Newer ring designs have double- and triple-cone
synchronizer rings. Having friction surfaces on both the inside and
outside of the ring doubles or triples the surface area available for
working the ring without increasing the diameters of the gears and
synchronizers. This type of setup is common today, and measuring the
synchronizer reserve with a feeler gauge is almost impossible. The only
way to ensure that you have complete working coverage of the cones is
to use the dye or felt-marker method. Many of the sintered-alloy type
of linings on late-model rings have an aggressive coefficient of
friction and will wear out the speed-gear cones.
Diagnosis and separating synchronizer-ring problems
from other causes:
This is where the most confusion begins in
diagnosing shift problems. Synchronizer rings can cause grinding and
gear clash. They also can cause shift “block-out,” where a
shift cannot be completed and is literally blocked from further
movement of the shift lever. The ring will never create gear jump-out
and in many instances will not be the cause of notchy, dragging shifts.

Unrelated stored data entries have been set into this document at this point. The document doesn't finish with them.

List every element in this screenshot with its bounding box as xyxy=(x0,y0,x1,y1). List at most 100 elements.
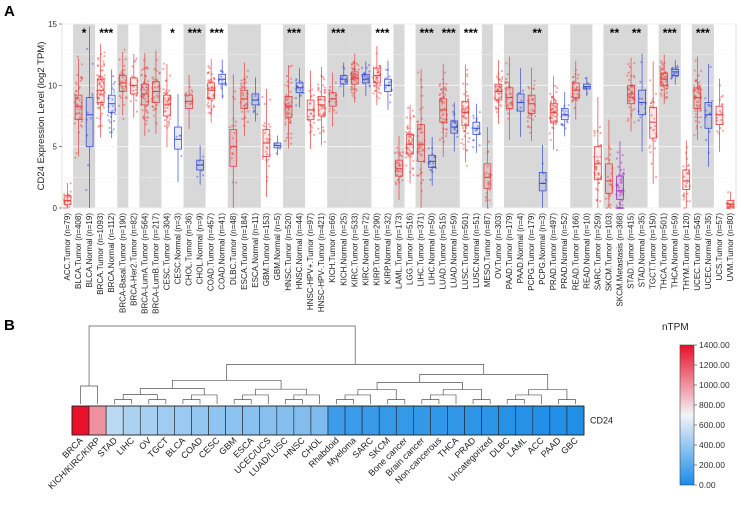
data-point xyxy=(153,82,156,85)
data-point xyxy=(478,144,481,147)
data-point xyxy=(661,63,665,67)
data-point xyxy=(309,102,312,105)
data-point xyxy=(505,62,508,65)
data-point xyxy=(211,99,214,102)
box-ov-tumor xyxy=(493,60,504,124)
data-point xyxy=(264,131,267,134)
data-point xyxy=(506,108,509,111)
data-point xyxy=(498,86,501,89)
data-point xyxy=(472,146,475,149)
data-point xyxy=(308,89,311,92)
x-tick-label: CESC.Normal (n=3) xyxy=(174,213,183,285)
x-tick-label: COAD.Tumor (n=457) xyxy=(207,213,216,292)
data-point xyxy=(307,115,310,118)
data-point xyxy=(211,86,214,89)
data-point xyxy=(560,123,563,126)
data-point xyxy=(143,97,146,100)
box-ucec-tumor xyxy=(692,56,703,140)
data-point xyxy=(290,142,293,145)
data-point xyxy=(99,93,102,96)
data-point xyxy=(179,134,182,137)
y-axis-label: CD24 Expression Level (log2 TPM) xyxy=(36,42,47,191)
dendrogram-link xyxy=(472,399,491,404)
data-point xyxy=(145,91,148,94)
data-point xyxy=(417,174,420,177)
data-point xyxy=(421,94,424,97)
data-point xyxy=(666,95,669,99)
data-point xyxy=(499,85,502,88)
data-point xyxy=(351,88,354,91)
data-point xyxy=(309,112,312,115)
data-point xyxy=(75,112,78,115)
data-point xyxy=(609,153,612,156)
data-point xyxy=(441,114,444,117)
data-point xyxy=(374,80,377,83)
data-point xyxy=(111,105,114,108)
data-point xyxy=(693,69,696,72)
data-point xyxy=(109,121,112,124)
data-point xyxy=(140,74,143,77)
x-tick-label: LUSC.Tumor (n=501) xyxy=(461,213,470,290)
data-point xyxy=(609,203,612,206)
data-point xyxy=(687,164,690,167)
data-point xyxy=(699,109,702,112)
data-point xyxy=(113,91,116,94)
data-point xyxy=(69,190,72,193)
data-point xyxy=(244,81,248,84)
x-tick-label: GBM.Normal (n=5) xyxy=(273,213,282,281)
data-point xyxy=(384,86,387,89)
data-point xyxy=(352,67,355,70)
data-point xyxy=(696,116,699,119)
data-point xyxy=(659,92,663,95)
data-point xyxy=(354,80,357,83)
data-point xyxy=(208,105,211,108)
data-point xyxy=(630,90,634,93)
data-point xyxy=(653,147,657,150)
data-point xyxy=(720,103,723,106)
data-point xyxy=(628,87,631,90)
data-point xyxy=(597,181,601,184)
box-ucs-tumor xyxy=(715,78,725,153)
data-point xyxy=(496,89,500,92)
data-point xyxy=(267,123,271,126)
data-point xyxy=(665,75,668,78)
data-point xyxy=(420,85,424,88)
data-point xyxy=(697,100,700,103)
significance-marker: * xyxy=(170,26,175,40)
data-point xyxy=(263,125,266,128)
data-point xyxy=(462,114,465,117)
data-point xyxy=(75,97,78,100)
data-point xyxy=(421,148,424,151)
data-point xyxy=(486,182,490,185)
data-point xyxy=(77,108,80,111)
data-point xyxy=(341,75,344,78)
data-point xyxy=(650,114,654,117)
heatmap-column-label: PAAD xyxy=(539,435,563,459)
data-point xyxy=(322,106,325,109)
data-point xyxy=(287,101,290,104)
data-point xyxy=(167,124,170,127)
data-point xyxy=(135,110,139,113)
data-point xyxy=(554,85,557,88)
data-point xyxy=(98,83,101,86)
data-point xyxy=(439,83,442,86)
data-point xyxy=(318,132,321,135)
data-point xyxy=(686,192,689,195)
data-point xyxy=(221,79,224,82)
data-point xyxy=(286,84,289,87)
data-point xyxy=(687,172,690,175)
data-point xyxy=(244,116,247,119)
data-point xyxy=(488,199,491,202)
box xyxy=(317,95,326,117)
data-point xyxy=(285,103,288,106)
data-point xyxy=(168,122,171,125)
data-point xyxy=(649,126,652,130)
data-point xyxy=(526,116,529,119)
data-point xyxy=(211,87,214,90)
data-point xyxy=(694,116,697,119)
data-point xyxy=(683,206,686,210)
data-point xyxy=(443,88,446,91)
data-point xyxy=(252,106,255,109)
data-point xyxy=(617,173,621,176)
data-point xyxy=(633,62,636,65)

To quickly eliminate external causes with shift problems, you need to
make a series of checks of the driveline components. Is the unit filled
with the correct oil? Is the lube in good condition or burnt beyond
recognition? Is the clutch properly adjusted for a full release, and
are the hydraulics or release linkage functioning properly?
A quick, easy test of the clutch setup is to jack
the vehicle to get the drive wheels off the floor or put the vehicle on
a lift with all four wheels off the ground. Now start the engine and go
through all the gears with the drive wheels spinning freely. If the
transmission now shifts better with little or no gear clash, the
problem is related to clutch release. This, however, does not mean that
the customer has not done internal damage to the unit by driving with a
bad release for an unknown amount of time. Also important to note is
that a poor clutch release will not always show up in all gears. Many
3-4 shift problems are clutch related, but the technician falsely
believes a bad clutch will show up in all gears.
Another clue about clutch problems is sheared
synchronizer keys, usually on the 3-4 synchronizer. The keys shear into
pieces because the clutch did not disconnect the input shaft from the
engine. This can be caused by the clutch not releasing as desired or by
a driver who is either rushing a shift or “power shifting”
without the clutch or not getting off the throttle when making a shift.
Gear jump-out is defined as the shift lever placing
the transmission in the desired gear and then having the unit jump out
of gear immediately when the clutch is engaged or when a change in
throttle position occurs while driving. The synchronizer ring has
NOTHING to do with gear jump-out. The causes are excess end play within
the unit allowing the shafts to move the slider off the speed gear,
worn or damaged shift forks or shift linkage, worn or damaged back
taper on the speed gear or sliding sleeve, worn or damaged powertrain
mounts, bent or out-of-balance driveshafts, or misadjusted shifters or
cables.
Notchy, grinding shifts or blocked-out shifts are
the result of worn synchro rings, damaged engagement teeth on the
slider or speed gear, excess end play on a gear or shaft, worn or
misadjusted shift linkage or forks, bad clutch release, driver shifting
at too high an engine speed for the transmission components, or trying
to rush the shifts or failing to use the clutch.
Understanding the components and their relationship
to synchronized shifts should help you to make faster, more-accurate
diagnostic decisions. Paying attention to details during teardown and
rebuild will help reduce comebacks and make the work more profitable.
Using the right lube for the unit will ensure your customer’s
satisfaction and, it’s hoped, repeat business. Word-of-mouth
recommendations are the best advertising.